Of the many draconian cuts the budget would impose, I want to talk about two that would particularly affect older Americans were they to go into effect.
These aren’t by any means the largest cuts, or even the cuts that would harm the greatest number of people. But they are significant all the same, and worth some discussion.
In the budget of the Administration for Community Living (a division of the Department of Health and Human Services formerly known as the Administration on Aging, before it was merged with the Office on Disability), only one program is zeroed out: the State Health Insurance Assistance Program, commonly called SHIP.
This program operates throughout the country. Using trained volunteers — who are, themselves, older adults — it provides Medicare beneficiaries with individualized assistance concerning the intricacies of Medicare, prescription drug coverage, medigap policies and long-term care insurance.
The free, confidential service also assists older adults with appeals of insurance denials and with cases of healthcare fraud or abuse.
SHIP costs the federal government about $50 million annually to train and manage the volunteer counselors. In a $3,650,000,000,000 ($3.65 trillion) budget, $50 million represents less than .0014% of the total. It is, as some say, not even a rounding error.

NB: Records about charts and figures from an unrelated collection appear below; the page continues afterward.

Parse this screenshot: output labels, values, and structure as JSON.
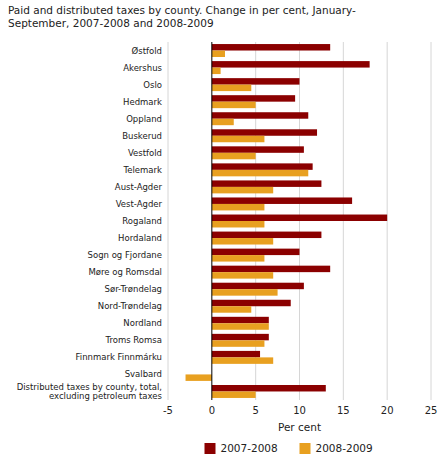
{
  "chart_data": {
    "type": "bar",
    "orientation": "horizontal",
    "title": "Paid and distributed taxes by county. Change in per cent, January-\nSeptember, 2007-2008 and 2008-2009",
    "categories": [
      "Østfold",
      "Akershus",
      "Oslo",
      "Hedmark",
      "Oppland",
      "Buskerud",
      "Vestfold",
      "Telemark",
      "Aust-Agder",
      "Vest-Agder",
      "Rogaland",
      "Hordaland",
      "Sogn og Fjordane",
      "Møre og Romsdal",
      "Sør-Trøndelag",
      "Nord-Trøndelag",
      "Nordland",
      "Troms Romsa",
      "Finnmark Finnmárku",
      "Svalbard",
      "Distributed taxes by county, total,\nexcluding petroleum taxes"
    ],
    "series": [
      {
        "name": "2007-2008",
        "color": "#8B0000",
        "values": [
          13.5,
          18.0,
          10.0,
          9.5,
          11.0,
          12.0,
          10.5,
          11.5,
          12.5,
          16.0,
          20.0,
          12.5,
          10.0,
          13.5,
          10.5,
          9.0,
          6.5,
          6.5,
          5.5,
          0.0,
          13.0
        ]
      },
      {
        "name": "2008-2009",
        "color": "#E8A020",
        "values": [
          1.5,
          1.0,
          4.5,
          5.0,
          2.5,
          6.0,
          5.0,
          11.0,
          7.0,
          6.0,
          6.0,
          7.0,
          6.0,
          7.0,
          7.5,
          4.5,
          6.5,
          6.0,
          7.0,
          -3.0,
          5.0
        ]
      }
    ],
    "xlabel": "Per cent",
    "xlim": [
      -5,
      25
    ],
    "xticks": [
      -5,
      0,
      5,
      10,
      15,
      20,
      25
    ],
    "grid": true,
    "legend": "bottom"
  }
}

But with this relatively negligible amount of money, the program leverages the intellectual abilities and devotion of more than 15,000 older adult volunteers, enabling them to assist more than 6 million Medicare beneficiaries each year.

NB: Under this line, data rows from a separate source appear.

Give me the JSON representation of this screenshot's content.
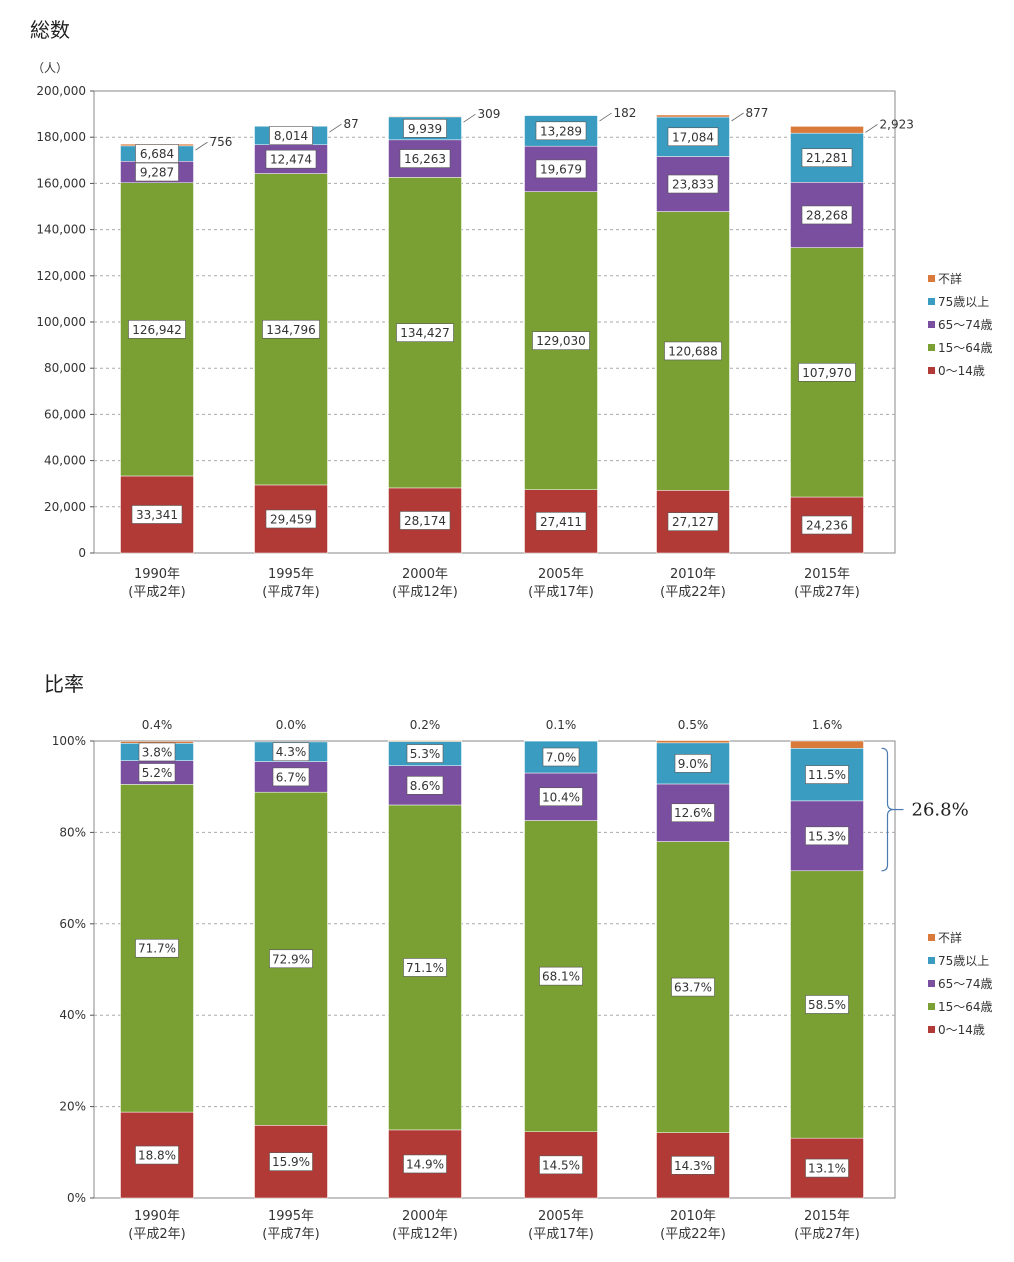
{
  "titles": {
    "total": "総数",
    "ratio": "比率"
  },
  "colors": {
    "0-14": "#b23a36",
    "15-64": "#7aa033",
    "65-74": "#7a4fa0",
    "75+": "#3a9cc0",
    "unknown": "#d9793a",
    "gridline": "#aaaaaa",
    "frame": "#888888"
  },
  "chart_data": [
    {
      "type": "bar",
      "stacked": true,
      "title": "総数",
      "ylabel": "（人）",
      "ylim": [
        0,
        200000
      ],
      "ticks": [
        "0",
        "20,000",
        "40,000",
        "60,000",
        "80,000",
        "100,000",
        "120,000",
        "140,000",
        "160,000",
        "180,000",
        "200,000"
      ],
      "tick_values": [
        0,
        20000,
        40000,
        60000,
        80000,
        100000,
        120000,
        140000,
        160000,
        180000,
        200000
      ],
      "categories": [
        [
          "1990年",
          "(平成2年)"
        ],
        [
          "1995年",
          "(平成7年)"
        ],
        [
          "2000年",
          "(平成12年)"
        ],
        [
          "2005年",
          "(平成17年)"
        ],
        [
          "2010年",
          "(平成22年)"
        ],
        [
          "2015年",
          "(平成27年)"
        ]
      ],
      "series": [
        {
          "name": "0〜14歳",
          "key": "0-14",
          "values": [
            33341,
            29459,
            28174,
            27411,
            27127,
            24236
          ],
          "labels": [
            "33,341",
            "29,459",
            "28,174",
            "27,411",
            "27,127",
            "24,236"
          ]
        },
        {
          "name": "15〜64歳",
          "key": "15-64",
          "values": [
            126942,
            134796,
            134427,
            129030,
            120688,
            107970
          ],
          "labels": [
            "126,942",
            "134,796",
            "134,427",
            "129,030",
            "120,688",
            "107,970"
          ]
        },
        {
          "name": "65〜74歳",
          "key": "65-74",
          "values": [
            9287,
            12474,
            16263,
            19679,
            23833,
            28268
          ],
          "labels": [
            "9,287",
            "12,474",
            "16,263",
            "19,679",
            "23,833",
            "28,268"
          ]
        },
        {
          "name": "75歳以上",
          "key": "75+",
          "values": [
            6684,
            8014,
            9939,
            13289,
            17084,
            21281
          ],
          "labels": [
            "6,684",
            "8,014",
            "9,939",
            "13,289",
            "17,084",
            "21,281"
          ]
        },
        {
          "name": "不詳",
          "key": "unknown",
          "values": [
            756,
            87,
            309,
            182,
            877,
            2923
          ],
          "labels": [
            "756",
            "87",
            "309",
            "182",
            "877",
            "2,923"
          ]
        }
      ],
      "legend": [
        "不詳",
        "75歳以上",
        "65〜74歳",
        "15〜64歳",
        "0〜14歳"
      ],
      "legend_position": "right",
      "grid": true
    },
    {
      "type": "bar",
      "stacked": true,
      "title": "比率",
      "ylim": [
        0,
        100
      ],
      "ticks": [
        "0%",
        "20%",
        "40%",
        "60%",
        "80%",
        "100%"
      ],
      "tick_values": [
        0,
        20,
        40,
        60,
        80,
        100
      ],
      "categories": [
        [
          "1990年",
          "(平成2年)"
        ],
        [
          "1995年",
          "(平成7年)"
        ],
        [
          "2000年",
          "(平成12年)"
        ],
        [
          "2005年",
          "(平成17年)"
        ],
        [
          "2010年",
          "(平成22年)"
        ],
        [
          "2015年",
          "(平成27年)"
        ]
      ],
      "series": [
        {
          "name": "0〜14歳",
          "key": "0-14",
          "values": [
            18.8,
            15.9,
            14.9,
            14.5,
            14.3,
            13.1
          ],
          "labels": [
            "18.8%",
            "15.9%",
            "14.9%",
            "14.5%",
            "14.3%",
            "13.1%"
          ]
        },
        {
          "name": "15〜64歳",
          "key": "15-64",
          "values": [
            71.7,
            72.9,
            71.1,
            68.1,
            63.7,
            58.5
          ],
          "labels": [
            "71.7%",
            "72.9%",
            "71.1%",
            "68.1%",
            "63.7%",
            "58.5%"
          ]
        },
        {
          "name": "65〜74歳",
          "key": "65-74",
          "values": [
            5.2,
            6.7,
            8.6,
            10.4,
            12.6,
            15.3
          ],
          "labels": [
            "5.2%",
            "6.7%",
            "8.6%",
            "10.4%",
            "12.6%",
            "15.3%"
          ]
        },
        {
          "name": "75歳以上",
          "key": "75+",
          "values": [
            3.8,
            4.3,
            5.3,
            7.0,
            9.0,
            11.5
          ],
          "labels": [
            "3.8%",
            "4.3%",
            "5.3%",
            "7.0%",
            "9.0%",
            "11.5%"
          ]
        },
        {
          "name": "不詳",
          "key": "unknown",
          "values": [
            0.4,
            0.0,
            0.2,
            0.1,
            0.5,
            1.6
          ],
          "labels": [
            "0.4%",
            "0.0%",
            "0.2%",
            "0.1%",
            "0.5%",
            "1.6%"
          ]
        }
      ],
      "legend": [
        "不詳",
        "75歳以上",
        "65〜74歳",
        "15〜64歳",
        "0〜14歳"
      ],
      "legend_position": "right",
      "grid": true,
      "annotation": "26.8%"
    }
  ]
}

Does it not seem to be shortsighted in the extreme to zero out a program that does so much good for so little cost?
I have a similar beef about another worthwhile program, this one slated to be zeroed out in the Department of Labor budget. Called the Senior Community Service Employment Program (SCSEP), it’s the federal government’s only job training and placement program aimed at older Americans.

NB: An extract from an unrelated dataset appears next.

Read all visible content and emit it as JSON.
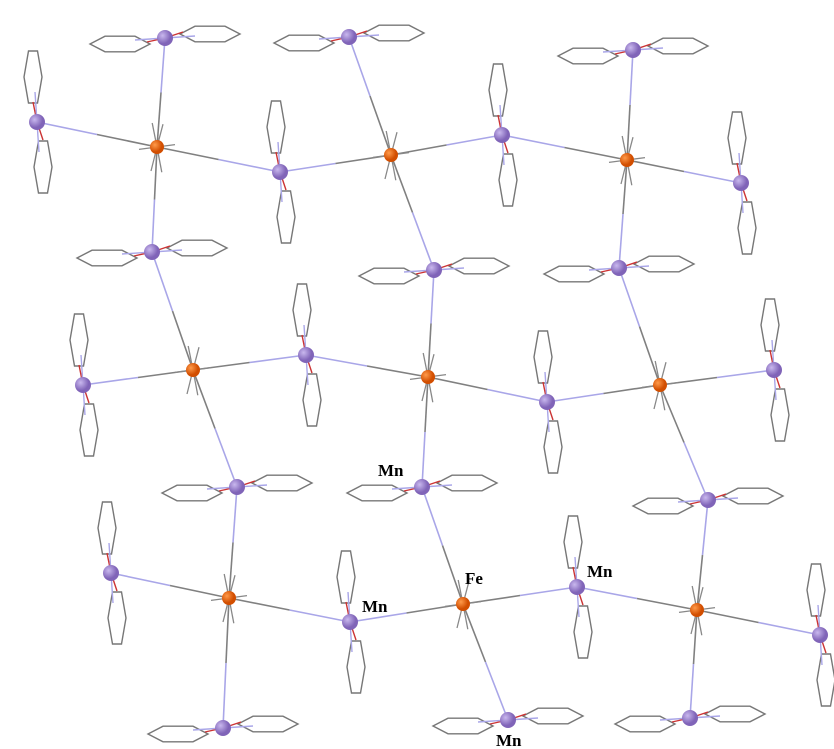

The program places unemployed, low-income older adults in part-time, on-the-job training positions in nonprofit, government and faith-based organizations, where they earn a minimum wage salary paid for by SCSEP. The workers gain a variety of valuable skills, and are expected to find unsubsidized employment after a limited time in the program.
Last year, about 70,000 older adults participated, training at more than 21,000 organizations, where they provided nearly 36 million hours of support. Nearly half of each year’s participants find gainful employment soon after their SCSEP stint.
This program is more costly than SHIP: Its annual budget has been around $400 million a year (averaging about $5,700 per person).
But that amount enables tens of thousands of low-income adults, who presumably qualify for other aid, to “get off the dole,” earn a livelihood for the foreseeable future, and probably spend every dime of what they earn, boosting their local economy.
There are many other worthwhile programs similarly targeted for complete or partial elimination in the president’s budget request. Many dwarf these two programs.
But I focus on these two because they seem to be such good examples of targeted, effective programs that leverage relatively small expenditures into significant benefits.
The administration’s budget request is really just that: It tells Congress what the president wants to see happen. But Congress holds the power of the purse, and it will decide on the final budget. I don’t think any observers expect all of the Trump cuts to be approved.
Still, if you would like to see programs like these retained, now is the time to speak to your congressional representatives. Truly, every constituent’s comment is important. Few people ever take the time to call, write or email their representatives, so the few that do tend to have an outsize impact. I urge you to take action.
Before I close, however, I ask you to join me in a thought experiment. Imagine that our efforts fall on deaf ears, and these two programs are zeroed out of the final budget.
What happens next year? Do the 15,000 experienced SHIP counselors just find something else to do with their time? Do the 21,000 nonprofits that received 36 million hours of help from competent older adults just downsize their programs or dump more work on their already overworked employees?
Can we not imagine that the ingenuity and drive of all these people could be harnessed to continue providing such worthwhile services without the relatively modest contributions of our federal government?
I’d like to think a few of those highly-trained SHIP volunteers could find a way to manage the program, keeping their fellow volunteer counselors on the job.
Or perhaps the excellent local SHIP managers who have hitherto been paid through the federal grant could do some of their own fundraising, and task other SHIP workers with helping to raise the rest of the money necessary to keep their local programs running.
And maybe the nonprofits who need the help could find a way to continue offering on-the-job training to low-income adults.
And maybe the adults who need that training — and have a 50/50 chance of finding paid employment after completing it — could find a way to get to those offices for a few months even without the minimum wage they would have been paid under SCSEP.
Don’t get me wrong. I think these programs should continue to be federally funded. They accomplish a great deal with a small investment.
And most of the larger programs that face huge cuts — like the $700 million cut from the National Institute on Aging’s research budget, or the $3.3 billion cut from the Low-Income Home Energy Assistance Program — could not continue to do what they do without federal assistance.
But I would like to think that the programs that leverage small dollar investments into huge benefits through the efforts of older workers and volunteers could continue to operate, thanks to the ingenuity and abilities of those very people.
In the meantime, write your representatives! These and many other worthwhile programs targeted for extinction are depending on it.